A funeral director in Melksham said he is frustrated at news the town’s cemetery will run out of burial spaces in about a year.

Patrik Bewley, who joined his father’s firm DJ Bewley in 1980 and took it over after his death, said for the past 10 years he has been warning West Wiltshire District Council about the impending shortage of space.

Mr Bewley, who has even reserved a plot for himself at the cemetery off Western Way, said: “I have been asking for 10 years ‘where is the new cemetery going to be?’ as people have been asking me. They haven’t been able to give me an answer. It’s terrible really.”

Mr Bewley, who runs offices in Bank Street, Melksham and Duke Street, Trowbridge, said he carries out about 95 per cent of the burials at the cemetery, which is now being examined to see where extra space can be created.

He added: “I think they have left it a little bit too late to try and organise a solution. I have seen the problem creeping up on us for some time.

“It will be a very sad day when Melksham doesn’t have a cemetery any more. I have lived in Melksham all my life and I’m looking to be buried there one day. I have already bought my plot.”

A churchyard at St Andrew’s Church in Church Lane was reopened to new burials and cremation spaces last year after being closed for five years, which Mr Bewley said has taken some of the pressure off the main cemetery.

The rector at St Michael’s Church, next to the cemetery, said he hoped the situation would be resolved soon.

The Rev Derek Smith, who has been at the church for 11 years, said: “It hasn’t been something people have been panicking about yet but I guess that is because they assume someone will find a piece of land of somewhere.

“If it comes to the point where there isn’t any or they have to go elsewhere to find burial spaces the feeling will be much stronger.”

Mr Smith said the cemetery space had been used up faster than predicted.

“It’s important for people who want to visit graves. It’s an important issue where they are buried and it’s important for the sense of connection for people who have lived here all their lives. For some people that is generations.”

The district council said although there is about a year’s space left, they are looking at planting and tarmac areas to use as extra space as a “temporary measure”.

A spokesman said: “We have looked into the possibility of other sites for a new cemetery.
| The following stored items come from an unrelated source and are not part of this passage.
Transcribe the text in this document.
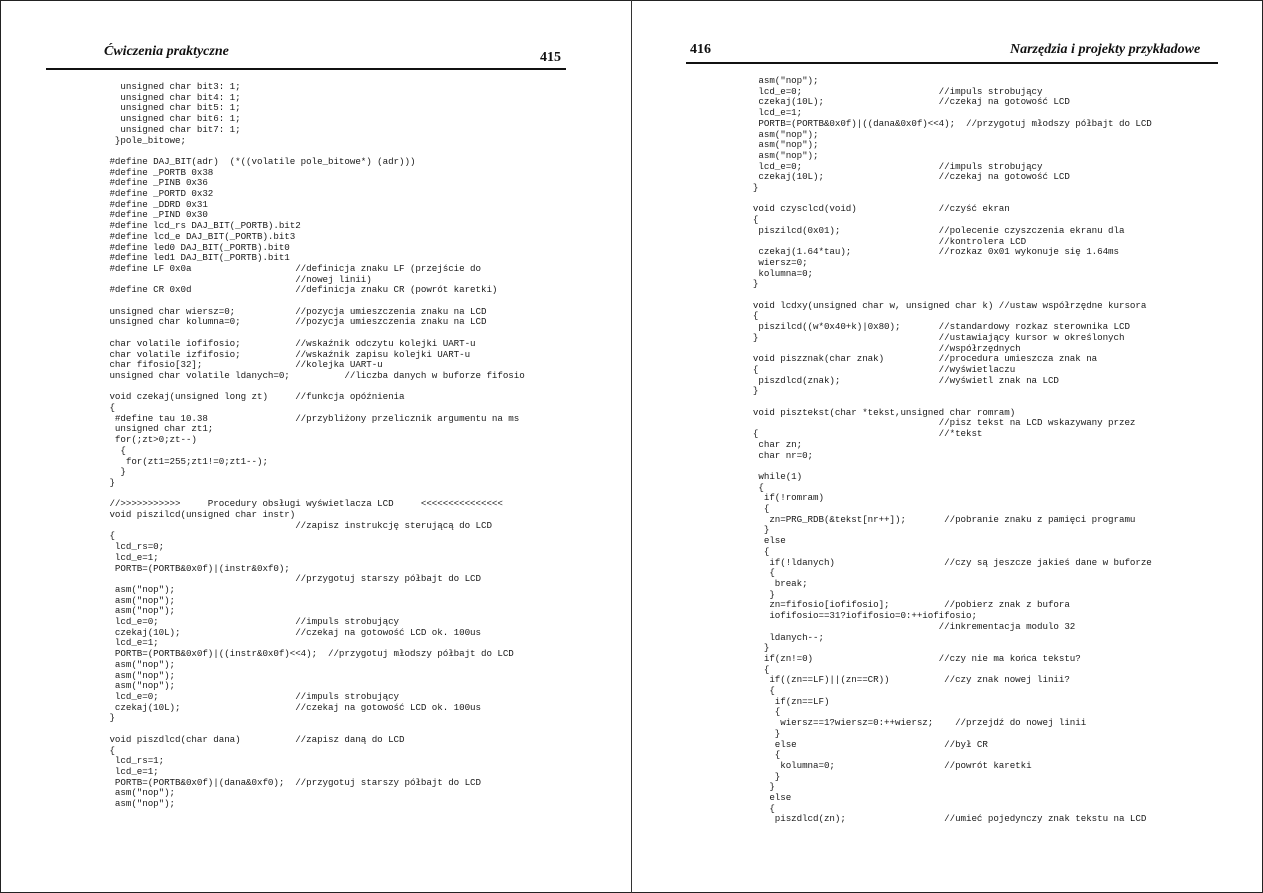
Ćwiczenia praktyczne	415
unsigned char bit3: 1;
unsigned char bit4: 1;
unsigned char bit5: 1;
unsigned char bit6: 1;
unsigned char bit7: 1;
}pole_bitowe;
#define DAJ_BIT(adr)  (*((volatile pole_bitowe*) (adr)))
#define _PORTB 0x38
#define _PINB 0x36
#define _PORTD 0x32
#define _DDRD 0x31
#define _PIND 0x30
#define lcd_rs DAJ_BIT(_PORTB).bit2
#define lcd_e DAJ_BIT(_PORTB).bit3
#define led0 DAJ_BIT(_PORTB).bit0
#define led1 DAJ_BIT(_PORTB).bit1
#define LF 0x0a                   //definicja znaku LF (przejście do
//nowej linii)
#define CR 0x0d                   //definicja znaku CR (powrót karetki)
unsigned char wiersz=0;           //pozycja umieszczenia znaku na LCD
unsigned char kolumna=0;          //pozycja umieszczenia znaku na LCD
char volatile iofifosio;          //wskaźnik odczytu kolejki UART-u
char volatile izfifosio;          //wskaźnik zapisu kolejki UART-u
char fifosio[32];                 //kolejka UART-u
unsigned char volatile ldanych=0;          //liczba danych w buforze fifosio
void czekaj(unsigned long zt)     //funkcja opóźnienia
{
#define tau 10.38                //przybliżony przelicznik argumentu na ms
unsigned char zt1;
for(;zt>0;zt--)
{
for(zt1=255;zt1!=0;zt1--);
}
}
//>>>>>>>>>>>     Procedury obsługi wyświetlacza LCD     <<<<<<<<<<<<<<<
void piszilcd(unsigned char instr)
//zapisz instrukcję sterującą do LCD
{
lcd_rs=0;
lcd_e=1;
PORTB=(PORTB&0x0f)|(instr&0xf0);
//przygotuj starszy półbajt do LCD
asm("nop");
asm("nop");
asm("nop");
lcd_e=0;                         //impuls strobujący
czekaj(10L);                     //czekaj na gotowość LCD ok. 100us
lcd_e=1;
PORTB=(PORTB&0x0f)|((instr&0x0f)<<4);  //przygotuj młodszy półbajt do LCD
asm("nop");
asm("nop");
asm("nop");
lcd_e=0;                         //impuls strobujący
czekaj(10L);                     //czekaj na gotowość LCD ok. 100us
}
void piszdlcd(char dana)          //zapisz daną do LCD
{
lcd_rs=1;
lcd_e=1;
PORTB=(PORTB&0x0f)|(dana&0xf0);  //przygotuj starszy półbajt do LCD
asm("nop");
asm("nop");
416	Narzędzia i projekty przykładowe
asm("nop");
lcd_e=0;                         //impuls strobujący
czekaj(10L);                     //czekaj na gotowość LCD
lcd_e=1;
PORTB=(PORTB&0x0f)|((dana&0x0f)<<4);  //przygotuj młodszy półbajt do LCD
asm("nop");
asm("nop");
asm("nop");
lcd_e=0;                         //impuls strobujący
czekaj(10L);                     //czekaj na gotowość LCD
}
void czysclcd(void)               //czyść ekran
{
piszilcd(0x01);                  //polecenie czyszczenia ekranu dla
//kontrolera LCD
czekaj(1.64*tau);                //rozkaz 0x01 wykonuje się 1.64ms
wiersz=0;
kolumna=0;
}
void lcdxy(unsigned char w, unsigned char k) //ustaw współrzędne kursora
{
piszilcd((w*0x40+k)|0x80);       //standardowy rozkaz sterownika LCD
}                                 //ustawiający kursor w określonych
//współrzędnych
void piszznak(char znak)          //procedura umieszcza znak na
{                                 //wyświetlaczu
piszdlcd(znak);                  //wyświetl znak na LCD
}
void pisztekst(char *tekst,unsigned char romram)
//pisz tekst na LCD wskazywany przez
{                                 //*tekst
char zn;
char nr=0;
while(1)
{
if(!romram)
{
zn=PRG_RDB(&tekst[nr++]);       //pobranie znaku z pamięci programu
}
else
{
if(!ldanych)                    //czy są jeszcze jakieś dane w buforze
{
break;
}
zn=fifosio[iofifosio];          //pobierz znak z bufora
iofifosio==31?iofifosio=0:++iofifosio;
//inkrementacja modulo 32
ldanych--;
}
if(zn!=0)                       //czy nie ma końca tekstu?
{
if((zn==LF)||(zn==CR))          //czy znak nowej linii?
{
if(zn==LF)
{
wiersz==1?wiersz=0:++wiersz;    //przejdź do nowej linii
}
else                           //był CR
{
kolumna=0;                    //powrót karetki
}
}
else
{
piszdlcd(zn);                  //umieć pojedynczy znak tekstu na LCD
Much of our land in the district has already been allocated for housing or is unsuitable because it is on floodplain areas.

“There are several sites that may be available, however we have made no decisions and will not be doing so in the three remaining weeks we have left. “Our ideas have been passed to the new Wiltshire Council as a basis for them to make decisions, and we do not wish to make any comments on sites as this may influence their decisions.”